Annem bana hep günlük hayat içindeki konuşmalarda oldukça basit ve sıradan bir şekilde “Bir şey yapacaksan adam gibi yap” derdi. Zamanını, enerjini, paranı bir şeye yatıracaksan ona her şeyini verdiğinden emin ol. Ben ya da başka biri istiyor diye gönülsüz, özverili olmaya gerek yok.”
Sor kendine: “Sen ne istiyorsun?”
İşte o koca bahçede günlerim, kızıma burada yetişen tüm sevdiğim meyvelerin yerini bildiğimi söyleyerek geçti. Ceviz, incir, fındık, şeftali, elma, nar, armut, yenidünya, kayısı, vişne, kiraz, dut, erik, ayçiçekleri… Bütün bunlar nispeten ağaçlardan sallanan görünür meyvelerdi. Ama en sevdiğim böğürtlen ve frambuazların yerini bir tek Naciye teyze ve ben biliyorduk. “Sıcak-Soğuk” oynayarak çocuklara bulmalarında yardımcı olduk.
Ben de küçükken gelir, doğru oraya koşardım. Tilki ve sansar hikayelerinden hiç korkmadan en kocaman böğürtlenleri kabıma veya poşetime toplamaya giderdim soluk soluğa.
Her gelişimde, aslında bir tek böğürtlen toplamaya gelmiyormuşum öyle diyor Nacişim. Eğer annen yollamadıysa, sen ne zaman, “Öylesine seni görmeye geldim” desen de anlardım ben bir şeyler olduğunu, anlardım kafanda düşünceler olduğunu der hep bana.
“Bugün de öylesine gelmedin, böğürtlenlerle birlikte bir sürü şey alıp gidiyorsun” dedi Naciş Teyzem.
“Anneme geldim” dedim.
Bu gelişimdeki o sarılmamızı hiç unutmayacağım Naciş’imle.
“Ağlattın beni yaaa, sen çocukken de böyleydin bir tuhaf sarılıyorsun insana, içten içten ama sarılmıyorsan eğer anlarım ben” dedi.
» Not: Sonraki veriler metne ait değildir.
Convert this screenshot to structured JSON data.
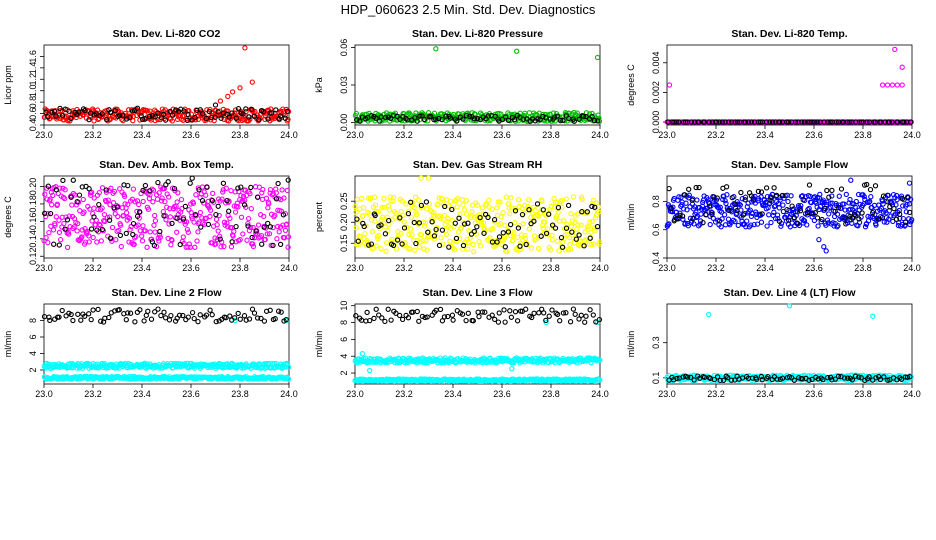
{
  "figure": {
    "title": "HDP_060623  2.5 Min. Std. Dev. Diagnostics"
  },
  "chart_data": [
    {
      "type": "scatter",
      "title": "Stan. Dev. Li-820 CO2",
      "xlabel": "",
      "ylabel": "Licor ppm",
      "xlim": [
        23.0,
        24.0
      ],
      "ylim": [
        0.4,
        1.8
      ],
      "xticks": [
        "23.0",
        "23.2",
        "23.4",
        "23.6",
        "23.8",
        "24.0"
      ],
      "yticks": [
        "0.4",
        "0.6",
        "0.8",
        "1.0",
        "1.2",
        "1.4",
        "1.6"
      ],
      "series": [
        {
          "color": "#ff0000",
          "n": 300,
          "base": [
            0.47,
            0.68
          ],
          "outliers": [
            [
              23.72,
              0.82
            ],
            [
              23.75,
              0.9
            ],
            [
              23.77,
              0.98
            ],
            [
              23.8,
              1.05
            ],
            [
              23.85,
              1.15
            ],
            [
              23.82,
              1.75
            ]
          ]
        },
        {
          "color": "#000000",
          "n": 85,
          "base": [
            0.48,
            0.7
          ],
          "outliers": [
            [
              23.7,
              0.75
            ]
          ]
        }
      ]
    },
    {
      "type": "scatter",
      "title": "Stan. Dev. Li-820 Pressure",
      "xlabel": "",
      "ylabel": "kPa",
      "xlim": [
        23.0,
        24.0
      ],
      "ylim": [
        -0.002,
        0.062
      ],
      "xticks": [
        "23.0",
        "23.2",
        "23.4",
        "23.6",
        "23.8",
        "24.0"
      ],
      "yticks": [
        "0.00",
        "0.03",
        "0.06"
      ],
      "series": [
        {
          "color": "#00c000",
          "n": 300,
          "base": [
            0.001,
            0.008
          ],
          "outliers": [
            [
              23.33,
              0.059
            ],
            [
              23.66,
              0.057
            ],
            [
              23.99,
              0.052
            ]
          ]
        },
        {
          "color": "#000000",
          "n": 85,
          "base": [
            0.001,
            0.006
          ],
          "outliers": []
        }
      ]
    },
    {
      "type": "scatter",
      "title": "Stan. Dev. Li-820 Temp.",
      "xlabel": "",
      "ylabel": "degrees C",
      "xlim": [
        23.0,
        24.0
      ],
      "ylim": [
        -0.0002,
        0.0052
      ],
      "xticks": [
        "23.0",
        "23.2",
        "23.4",
        "23.6",
        "23.8",
        "24.0"
      ],
      "yticks": [
        "0.000",
        "0.002",
        "0.004"
      ],
      "series": [
        {
          "color": "#ff00ff",
          "n": 320,
          "base": [
            0.0,
            0.0
          ],
          "outliers": [
            [
              23.01,
              0.0025
            ],
            [
              23.88,
              0.0025
            ],
            [
              23.9,
              0.0025
            ],
            [
              23.92,
              0.0025
            ],
            [
              23.94,
              0.0025
            ],
            [
              23.96,
              0.0025
            ],
            [
              23.93,
              0.0049
            ],
            [
              23.96,
              0.0037
            ]
          ]
        },
        {
          "color": "#000000",
          "n": 85,
          "base": [
            0.0,
            0.0
          ],
          "outliers": []
        }
      ]
    },
    {
      "type": "scatter",
      "title": "Stan. Dev. Amb. Box Temp.",
      "xlabel": "",
      "ylabel": "degrees C",
      "xlim": [
        23.0,
        24.0
      ],
      "ylim": [
        0.118,
        0.212
      ],
      "xticks": [
        "23.0",
        "23.2",
        "23.4",
        "23.6",
        "23.8",
        "24.0"
      ],
      "yticks": [
        "0.12",
        "0.14",
        "0.16",
        "0.18",
        "0.20"
      ],
      "series": [
        {
          "color": "#ff00ff",
          "n": 420,
          "base": [
            0.13,
            0.2
          ],
          "outliers": []
        },
        {
          "color": "#000000",
          "n": 85,
          "base": [
            0.13,
            0.21
          ],
          "outliers": []
        }
      ]
    },
    {
      "type": "scatter",
      "title": "Stan. Dev. Gas Stream RH",
      "xlabel": "",
      "ylabel": "percent",
      "xlim": [
        23.0,
        24.0
      ],
      "ylim": [
        0.115,
        0.31
      ],
      "xticks": [
        "23.0",
        "23.2",
        "23.4",
        "23.6",
        "23.8",
        "24.0"
      ],
      "yticks": [
        "0.15",
        "0.20",
        "0.25"
      ],
      "series": [
        {
          "color": "#ffff00",
          "n": 420,
          "base": [
            0.13,
            0.26
          ],
          "outliers": [
            [
              23.27,
              0.305
            ],
            [
              23.3,
              0.305
            ]
          ]
        },
        {
          "color": "#000000",
          "n": 85,
          "base": [
            0.14,
            0.25
          ],
          "outliers": []
        }
      ]
    },
    {
      "type": "scatter",
      "title": "Stan. Dev. Sample Flow",
      "xlabel": "",
      "ylabel": "ml/min",
      "xlim": [
        23.0,
        24.0
      ],
      "ylim": [
        0.4,
        0.98
      ],
      "xticks": [
        "23.0",
        "23.2",
        "23.4",
        "23.6",
        "23.8",
        "24.0"
      ],
      "yticks": [
        "0.4",
        "0.6",
        "0.8"
      ],
      "series": [
        {
          "color": "#0000ff",
          "n": 420,
          "base": [
            0.62,
            0.85
          ],
          "outliers": [
            [
              23.62,
              0.53
            ],
            [
              23.64,
              0.48
            ],
            [
              23.65,
              0.45
            ],
            [
              23.75,
              0.95
            ],
            [
              23.99,
              0.93
            ]
          ]
        },
        {
          "color": "#000000",
          "n": 85,
          "base": [
            0.64,
            0.92
          ],
          "outliers": []
        }
      ]
    },
    {
      "type": "scatter",
      "title": "Stan. Dev. Line 2 Flow",
      "xlabel": "",
      "ylabel": "ml/min",
      "xlim": [
        23.0,
        24.0
      ],
      "ylim": [
        0.3,
        10.0
      ],
      "xticks": [
        "23.0",
        "23.2",
        "23.4",
        "23.6",
        "23.8",
        "24.0"
      ],
      "yticks": [
        "2",
        "4",
        "6",
        "8"
      ],
      "series": [
        {
          "color": "#00ffff",
          "n": 320,
          "base": [
            2.2,
            2.8
          ],
          "outliers": [
            [
              23.78,
              8.0
            ],
            [
              23.99,
              8.0
            ]
          ]
        },
        {
          "color": "#00ffff",
          "n": 320,
          "base": [
            0.9,
            1.2
          ],
          "outliers": []
        },
        {
          "color": "#000000",
          "n": 85,
          "base": [
            7.8,
            9.4
          ],
          "outliers": []
        }
      ]
    },
    {
      "type": "scatter",
      "title": "Stan. Dev. Line 3 Flow",
      "xlabel": "",
      "ylabel": "ml/min",
      "xlim": [
        23.0,
        24.0
      ],
      "ylim": [
        0.7,
        10.2
      ],
      "xticks": [
        "23.0",
        "23.2",
        "23.4",
        "23.6",
        "23.8",
        "24.0"
      ],
      "yticks": [
        "2",
        "4",
        "6",
        "8",
        "10"
      ],
      "series": [
        {
          "color": "#00ffff",
          "n": 320,
          "base": [
            3.2,
            3.8
          ],
          "outliers": [
            [
              23.03,
              4.3
            ],
            [
              23.06,
              2.3
            ],
            [
              23.64,
              2.5
            ],
            [
              23.78,
              8.0
            ],
            [
              23.99,
              8.0
            ]
          ]
        },
        {
          "color": "#00ffff",
          "n": 320,
          "base": [
            1.0,
            1.3
          ],
          "outliers": []
        },
        {
          "color": "#000000",
          "n": 85,
          "base": [
            8.0,
            9.6
          ],
          "outliers": []
        }
      ]
    },
    {
      "type": "scatter",
      "title": "Stan. Dev. Line 4 (LT) Flow",
      "xlabel": "",
      "ylabel": "ml/min",
      "xlim": [
        23.0,
        24.0
      ],
      "ylim": [
        0.065,
        0.52
      ],
      "xticks": [
        "23.0",
        "23.2",
        "23.4",
        "23.6",
        "23.8",
        "24.0"
      ],
      "yticks": [
        "0.1",
        "0.3"
      ],
      "series": [
        {
          "color": "#00ffff",
          "n": 320,
          "base": [
            0.085,
            0.115
          ],
          "outliers": [
            [
              23.17,
              0.46
            ],
            [
              23.5,
              0.51
            ],
            [
              23.84,
              0.45
            ]
          ]
        },
        {
          "color": "#000000",
          "n": 85,
          "base": [
            0.085,
            0.11
          ],
          "outliers": []
        }
      ]
    }
  ]
}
Kıkır kıkır güldük sonrasında.
Kan bağından çok ötedir bazı sevgiler, en canından, en hasından öte...
Ne akıl erer, ne baş.
O da sırrıdır insanın; o bağda ne bulduğu, neyi kaybettiği, neyi aradığı...
Kızların kucaklarında bizim Ali... Böğürtlenleri bulup sevinç çığlıkları attıklarında, benim de içimde kelebekler uçuyordu kanat sesleriyle... “Şimdi harekete geçme zamanı” dedim içimden... KALK, SİLKELEN, TOPARLAN, NEŞELEN.
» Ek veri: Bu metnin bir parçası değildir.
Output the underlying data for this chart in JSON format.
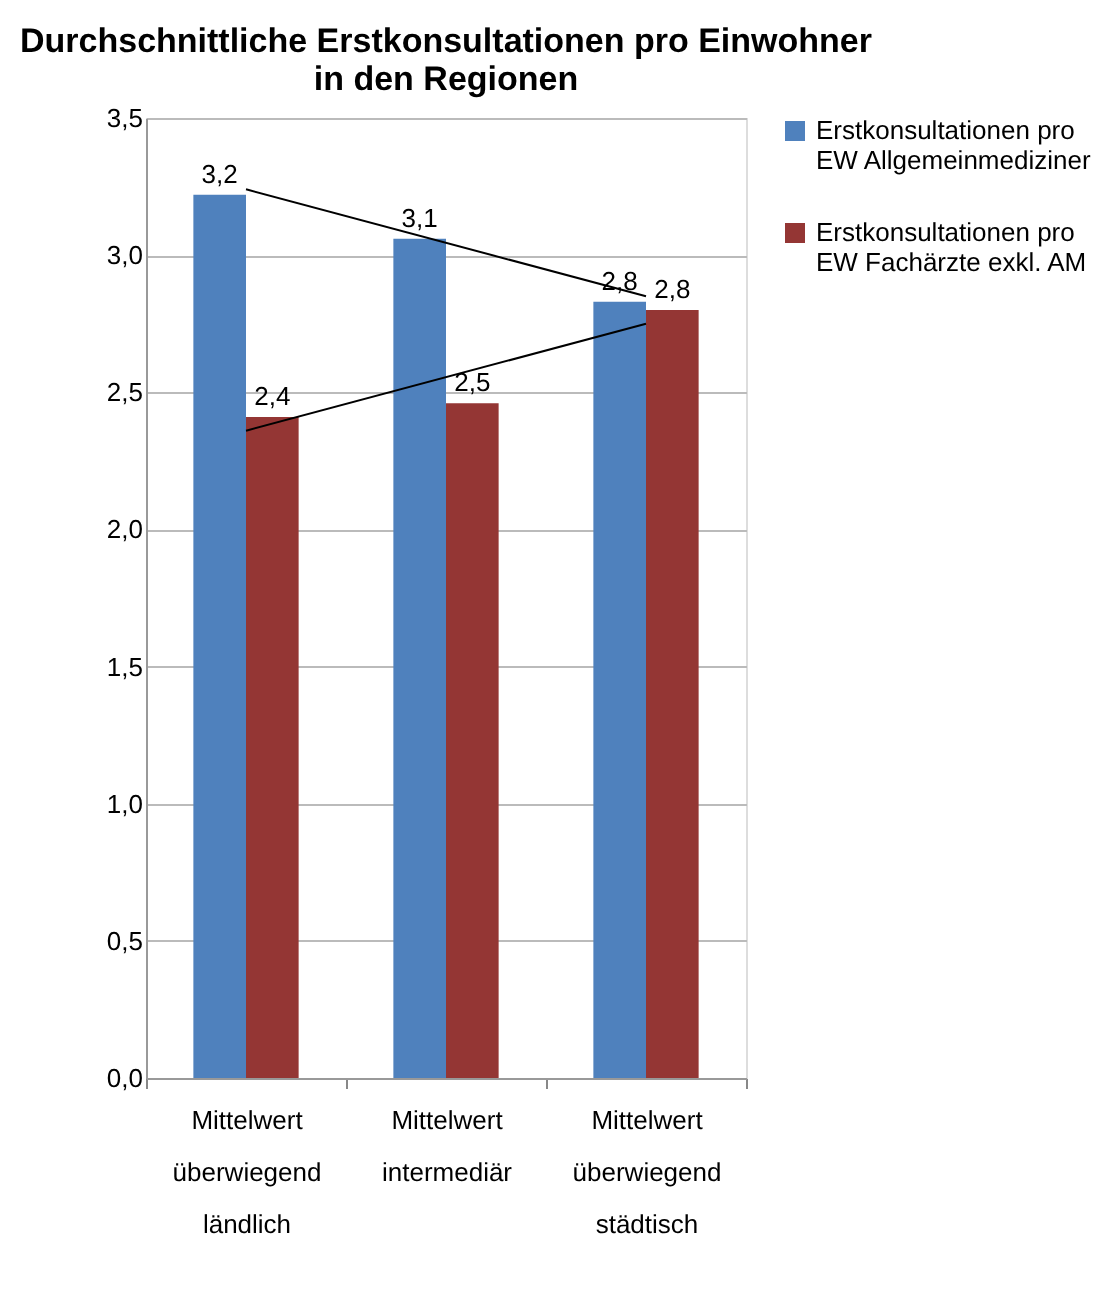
{
  "chart_data": {
    "type": "bar",
    "title": "Durchschnittliche Erstkonsultationen pro Einwohner in den Regionen",
    "categories": [
      "Mittelwert überwiegend ländlich",
      "Mittelwert intermediär",
      "Mittelwert überwiegend städtisch"
    ],
    "series": [
      {
        "name": "Erstkonsultationen pro EW Allgemeinmediziner",
        "color": "#4f81bd",
        "values": [
          3.22,
          3.06,
          2.83
        ],
        "value_labels": [
          "3,2",
          "3,1",
          "2,8"
        ]
      },
      {
        "name": "Erstkonsultationen pro EW Fachärzte exkl. AM",
        "color": "#943634",
        "values": [
          2.41,
          2.46,
          2.8
        ],
        "value_labels": [
          "2,4",
          "2,5",
          "2,8"
        ]
      },
      {
        "type": "line",
        "color": "#000000",
        "x": [
          "Mittelwert überwiegend ländlich",
          "Mittelwert überwiegend städtisch"
        ],
        "values": [
          3.24,
          2.85
        ]
      },
      {
        "type": "line",
        "color": "#000000",
        "x": [
          "Mittelwert überwiegend ländlich",
          "Mittelwert überwiegend städtisch"
        ],
        "values": [
          2.36,
          2.75
        ]
      }
    ],
    "ylim": [
      0,
      3.5
    ],
    "yticks": [
      {
        "value": 0,
        "label": "0,0"
      },
      {
        "value": 0.5,
        "label": "0,5"
      },
      {
        "value": 1,
        "label": "1,0"
      },
      {
        "value": 1.5,
        "label": "1,5"
      },
      {
        "value": 2,
        "label": "2,0"
      },
      {
        "value": 2.5,
        "label": "2,5"
      },
      {
        "value": 3,
        "label": "3,0"
      },
      {
        "value": 3.5,
        "label": "3,5"
      }
    ],
    "grid": "y",
    "legend": "right"
  }
}
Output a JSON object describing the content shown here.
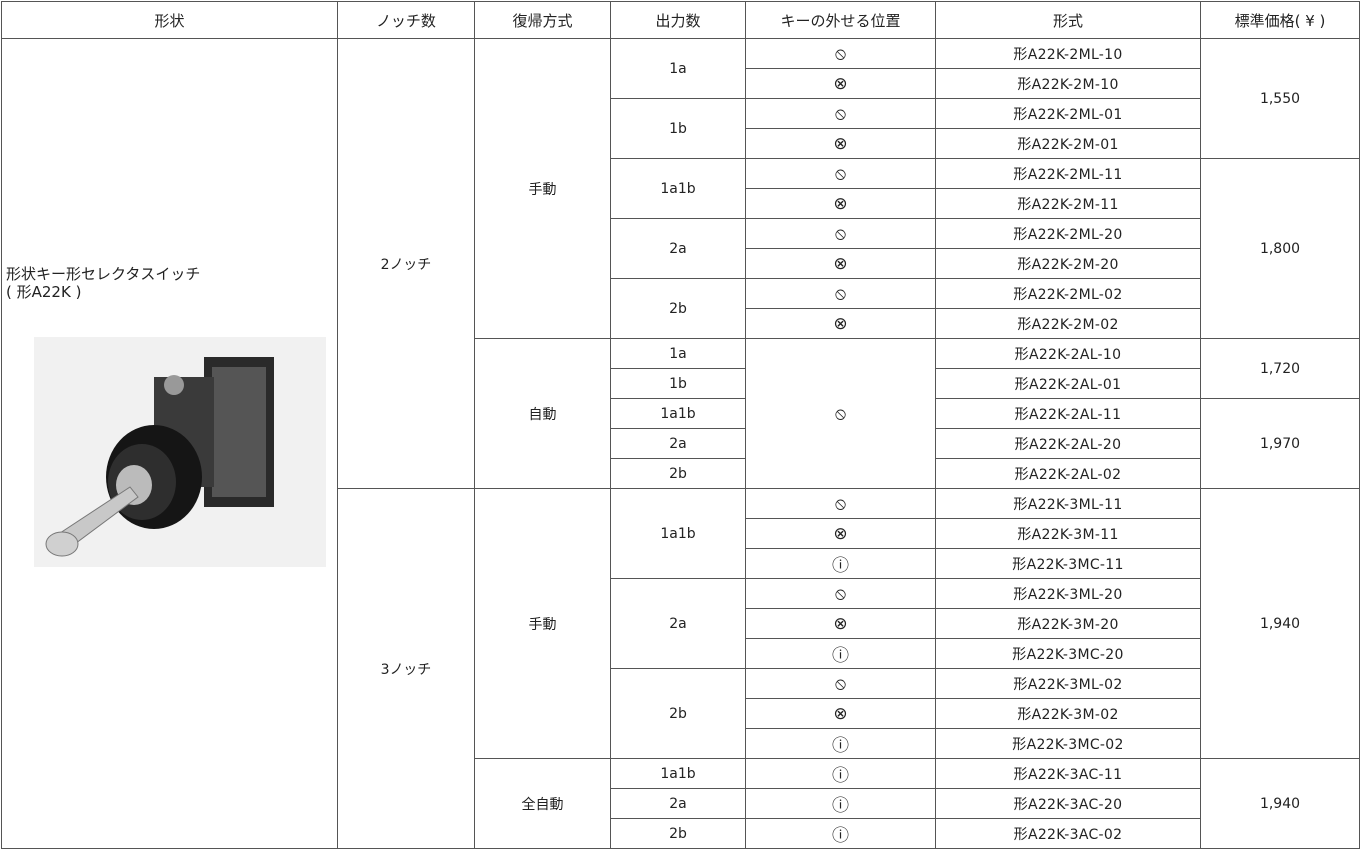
{
  "header": [
    "形状",
    "ノッチ数",
    "復帰方式",
    "出力数",
    "キーの外せる位置",
    "形式",
    "標準価格( ¥ )"
  ],
  "shape": {
    "name": "形状キー形セレクタスイッチ",
    "model": "( 形A22K )"
  },
  "rows": [
    {
      "notch": "2ノッチ",
      "mode": "手動",
      "output": "1a",
      "key": "⦸",
      "model": "形A22K-2ML-10",
      "price": "1,550"
    },
    {
      "key": "⊗",
      "model": "形A22K-2M-10"
    },
    {
      "output": "1b",
      "key": "⦸",
      "model": "形A22K-2ML-01"
    },
    {
      "key": "⊗",
      "model": "形A22K-2M-01"
    },
    {
      "output": "1a1b",
      "key": "⦸",
      "model": "形A22K-2ML-11",
      "price": "1,800"
    },
    {
      "key": "⊗",
      "model": "形A22K-2M-11"
    },
    {
      "output": "2a",
      "key": "⦸",
      "model": "形A22K-2ML-20"
    },
    {
      "key": "⊗",
      "model": "形A22K-2M-20"
    },
    {
      "output": "2b",
      "key": "⦸",
      "model": "形A22K-2ML-02"
    },
    {
      "key": "⊗",
      "model": "形A22K-2M-02"
    },
    {
      "mode": "自動",
      "output": "1a",
      "key": "⦸",
      "model": "形A22K-2AL-10",
      "price": "1,720"
    },
    {
      "output": "1b",
      "model": "形A22K-2AL-01"
    },
    {
      "output": "1a1b",
      "model": "形A22K-2AL-11",
      "price": "1,970"
    },
    {
      "output": "2a",
      "model": "形A22K-2AL-20"
    },
    {
      "output": "2b",
      "model": "形A22K-2AL-02"
    },
    {
      "notch": "3ノッチ",
      "mode": "手動",
      "output": "1a1b",
      "key": "⦸",
      "model": "形A22K-3ML-11",
      "price": "1,940"
    },
    {
      "key": "⊗",
      "model": "形A22K-3M-11"
    },
    {
      "key": "ⓘ",
      "model": "形A22K-3MC-11"
    },
    {
      "output": "2a",
      "key": "⦸",
      "model": "形A22K-3ML-20"
    },
    {
      "key": "⊗",
      "model": "形A22K-3M-20"
    },
    {
      "key": "ⓘ",
      "model": "形A22K-3MC-20"
    },
    {
      "output": "2b",
      "key": "⦸",
      "model": "形A22K-3ML-02"
    },
    {
      "key": "⊗",
      "model": "形A22K-3M-02"
    },
    {
      "key": "ⓘ",
      "model": "形A22K-3MC-02"
    },
    {
      "mode": "全自動",
      "output": "1a1b",
      "key": "ⓘ",
      "model": "形A22K-3AC-11",
      "price": "1,940"
    },
    {
      "output": "2a",
      "key": "ⓘ",
      "model": "形A22K-3AC-20"
    },
    {
      "output": "2b",
      "key": "ⓘ",
      "model": "形A22K-3AC-02"
    }
  ]
}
Bütün sevdiklerime, bütün kalbimden geçenlere ve burada bana dokunanlara, benim size dokunduklarıma dileğim: HAREKETE GEÇİN!
Bütün niyet içimizde ise eğer ihtiyacımız olan her motivasyon sadece bizde, kimsenin enerjinizi çekme çabasını görmeyin, bakmazsanız burnunuzun ucunda da zıplasa görmüyorsunuz zaten, daha doğrusu görünmez oluyor sizin için. Siz bakın hep önünüze!
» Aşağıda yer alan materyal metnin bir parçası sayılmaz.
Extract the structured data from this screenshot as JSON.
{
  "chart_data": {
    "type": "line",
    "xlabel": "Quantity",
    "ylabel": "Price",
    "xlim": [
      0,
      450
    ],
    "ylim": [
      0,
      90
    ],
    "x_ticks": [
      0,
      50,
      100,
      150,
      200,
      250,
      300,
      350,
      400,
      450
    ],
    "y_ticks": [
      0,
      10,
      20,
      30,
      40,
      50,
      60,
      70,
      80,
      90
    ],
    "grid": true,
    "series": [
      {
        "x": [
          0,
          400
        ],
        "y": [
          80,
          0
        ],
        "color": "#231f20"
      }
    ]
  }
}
Ne hayatınızda istediğiniz harika işi emek vermeden alabilirsiniz ne de hayatınızın aşkını oturduğunuz koltuğunuzdan bulabilirsiniz.
İhtiyacınız olan şey: Kararlılık, olumluluk ve tutku...
Ben anne yarısı çınar ağacımdan dönerken, deniz aşırı yolda, kucağımda atan iki kalple yol boyunca bana eşlik eden düşüncelerimde sadece bu vardı; beni bana yaklaştıran tek şey...
“Bazen geçirdiğiniz zor zamanlara göz atmak için bir dakika bile faydalıdır çünkü bardağın yarısı daima doludur.”
Özlen ben, artık dalgalanmadan durulan, koşmadan yorulan, sakin, dingin, hep telaşsız, en güzel halinde yani “kendi halinde!”